Les relations homosexuelles, nous dit Fassbinder en 1975 dans le
provocateur Droit du plus fort, sont régies
par exactement les mêmes règles que celles de la société, en l’occurrence la société
capitaliste allemande. Un dominé, un dominant, un manipulateur, un manipulé, un
gagnant et un perdant, un amoureux naïf et un cynique vampire et destructeur.
Franz donc, prolétaire et homosexuel, gagnant au loto, tombe amoureux,
tombe dans les rets, d’Eugen. Eugen – eugénisme … on est en Allemagne
trente ans seulement après la fin d’Hitler – va s’emparer de sa créature,
le séduire, le manipuler, lui mentir, le tromper, bref le tuer à petit feu. Il
lui fait signer un contrat avec sa propre entreprise, le pacte de Faust. A partir
de là, Franz, joue par Fassbinder lui-même, bouleversant, est perdu.
Mélodrame donc, mélodrame grinçant, provocateur, détesté par certains
bourgeois homosexuels. Fassbinder montre ce qu’on cache, les lieux de drague,
les pissotières, le tourisme sexuel, les saunas. Et bien entendu le gout pour l’argent, pour la
manipulation du plus faible par le plus fort. Celui qui prend, celui qui est
pris, le dupe, le dupeur. Rien de nouveau au soleil, les homos sont comme les
autres. Avec le cinéaste allemand pas de bluette, pas de bons sentiments, ou plutôt
si, de l’amour qu’on humilie et qu’on piétine, un
amour qui conduit à l’abattoir.
Chemin de croix. Franz, faible et fragile, subit, se soumet, ne se
rebelle jamais, jusqu’à la mort, la sienne, il dira banco à son égorgeur,
lequel le spoliera de tout. Affaires immobilières juteuses de l’après-guerre,
toujours chercher les morts, les cadavres, les qui se sont faits berner. Quelle
fortune constituée en ces années-là fut honnête …
Le plus fort a tous les droits, le plus faible aucun.
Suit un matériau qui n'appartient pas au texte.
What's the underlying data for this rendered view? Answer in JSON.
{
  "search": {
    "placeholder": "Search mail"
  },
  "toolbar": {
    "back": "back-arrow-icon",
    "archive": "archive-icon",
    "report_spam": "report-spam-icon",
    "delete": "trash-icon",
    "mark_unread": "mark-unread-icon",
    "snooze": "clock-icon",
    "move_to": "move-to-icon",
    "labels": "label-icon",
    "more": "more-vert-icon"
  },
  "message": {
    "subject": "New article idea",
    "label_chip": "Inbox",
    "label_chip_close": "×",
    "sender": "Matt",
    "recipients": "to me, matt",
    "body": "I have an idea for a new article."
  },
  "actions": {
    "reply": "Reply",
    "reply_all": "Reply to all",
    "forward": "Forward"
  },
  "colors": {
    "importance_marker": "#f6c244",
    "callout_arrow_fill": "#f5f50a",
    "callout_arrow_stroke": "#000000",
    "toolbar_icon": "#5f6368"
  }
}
Il crèvera, celui-là,
comme un chien, dans un endroit sordide, et tout le monde l’aura oublié.
Tragique, désespéré, désespérant, le monde tel que brossé par le meilleur cinéaste
allemand de sa génération, pour abject qu’il soit, est d’une véracité
confondante. Du pur Balzac, comme un nouveau Colonel Chabert ou un nouveau Père Goriot.
Clap de fin. Silence de mort.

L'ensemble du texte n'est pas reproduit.